Allahın rızasını ve Ona isyan etmenin zararlarını bir misal ile anlatmağa  çalışacağım:

    Bir âilede biri kanser hastalığına tutulduğu kesin belli olursa, o âilenin tüm efradı nasıl onun derdi ile dertlenip kötü bir duruma düşeceklerini aklı olan herkes anlar. Peki anlatır mısınız âilede namaz kılmayan biri mevcutsa, âile efradı ondan bin defa daha fazla rahatsız olmaları icap etmez mi? Çünkü kanser hastalığı hastanın yalınız buradaki meşekkatli birkaç senesini mahv eder, imanında küçük bir şüphe olduğu için Allahın emirlerine, yani namaz ve oruç ibadetlere yaklaşmayan adam, sonu gelmeyen bir zamanda cehennemde yanmayı hak edecektir. Eğer kafasında şüphesi yoksa ve bir kısmını kılıp çoğunu kılmadığı namazların günahlarını temizleyinceye kadar o müthiş cehennem ateşinde yanacaktır.(Eğer Allah af etmezse) Kanserli hastanın uğradığı zarar nerede, İbadete yaklaşmayanın zararı nerede?!!

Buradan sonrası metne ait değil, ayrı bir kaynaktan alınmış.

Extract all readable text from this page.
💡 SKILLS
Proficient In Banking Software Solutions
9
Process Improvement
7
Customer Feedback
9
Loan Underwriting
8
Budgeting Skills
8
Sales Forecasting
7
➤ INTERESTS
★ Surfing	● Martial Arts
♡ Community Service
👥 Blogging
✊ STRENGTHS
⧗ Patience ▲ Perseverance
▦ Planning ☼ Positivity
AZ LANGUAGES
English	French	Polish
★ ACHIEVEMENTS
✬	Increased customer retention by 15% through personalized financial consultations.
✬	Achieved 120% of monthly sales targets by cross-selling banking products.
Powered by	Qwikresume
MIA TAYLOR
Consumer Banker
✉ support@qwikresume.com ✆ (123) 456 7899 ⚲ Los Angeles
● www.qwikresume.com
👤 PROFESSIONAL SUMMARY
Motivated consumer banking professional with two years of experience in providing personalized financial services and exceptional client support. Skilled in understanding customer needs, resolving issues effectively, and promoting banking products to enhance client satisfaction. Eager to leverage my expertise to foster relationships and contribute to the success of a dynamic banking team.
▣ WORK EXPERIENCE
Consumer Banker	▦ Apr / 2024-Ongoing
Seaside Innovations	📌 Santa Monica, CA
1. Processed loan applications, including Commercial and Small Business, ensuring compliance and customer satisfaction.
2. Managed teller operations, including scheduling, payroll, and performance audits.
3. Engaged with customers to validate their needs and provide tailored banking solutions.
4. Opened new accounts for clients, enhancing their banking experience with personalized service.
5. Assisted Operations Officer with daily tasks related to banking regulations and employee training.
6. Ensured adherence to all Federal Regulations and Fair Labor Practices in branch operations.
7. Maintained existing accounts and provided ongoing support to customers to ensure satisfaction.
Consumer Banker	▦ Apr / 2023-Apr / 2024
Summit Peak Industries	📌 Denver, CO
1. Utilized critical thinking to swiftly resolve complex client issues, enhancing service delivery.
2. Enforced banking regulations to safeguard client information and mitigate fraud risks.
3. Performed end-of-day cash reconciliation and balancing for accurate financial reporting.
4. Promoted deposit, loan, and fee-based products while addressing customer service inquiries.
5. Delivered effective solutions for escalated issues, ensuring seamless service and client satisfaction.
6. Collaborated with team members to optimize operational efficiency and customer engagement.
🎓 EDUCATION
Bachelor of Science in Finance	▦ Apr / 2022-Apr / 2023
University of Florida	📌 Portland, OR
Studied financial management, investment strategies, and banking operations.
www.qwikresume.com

          Allah imanı ibadetsiz kabul etmediği gibi, ibadeti dahi imansızın asla kabul olmaz.

Allah göstermesin, mevzuumuz olan imanda insanın en ufak bir şüphesi olsa, âhirette müminlere verilecek o tükenmez zenginlikler elinden gideceği gibi, cehennem gibi şiddetli bir azap çekmek cezasına da duçar olma tehlikesi ile de baş başa kalır.

        Evet! İnsan İslamiyet hane-i mübarek’ine ancak iman kapısından girebilir. O iman cevheri de, insanın mantığının tasdikinden geçip kalbinde sağlam yerleşmezse, onu her iki hayatta mutlu eden o kıymetli hasletleri kaybetmekle karşı karşıya kalabilir. Çünkü, o iman sebebi ile insanın her tarafından ahlâk ve fazilet kaynamaya başlar. Güzel ahlaklı olmak, cömert olmak, zengin iken gururdan kurtulup alçak gönüllü olmak, fakir iken kanaatkâr olmak, hayırsever olmak, hastalıklara acılara sabırlı olmak mı istersin? Bunlara benzer bütün güzel  hasletlerin kaynağı imandadır. Öldükten sonra yeni bir hayatın varlığıyla orada karşılaşılacağına, oranın ceza ve mutluluğuna  inanmak, inanmaktan geçer.

Bu inanç insanda ne kadar pekiştirilip sağlamlaşırsa, sahibinin bütün  hal ve hareketlerinde de o kadar mükemmellikler görünmeye başlar.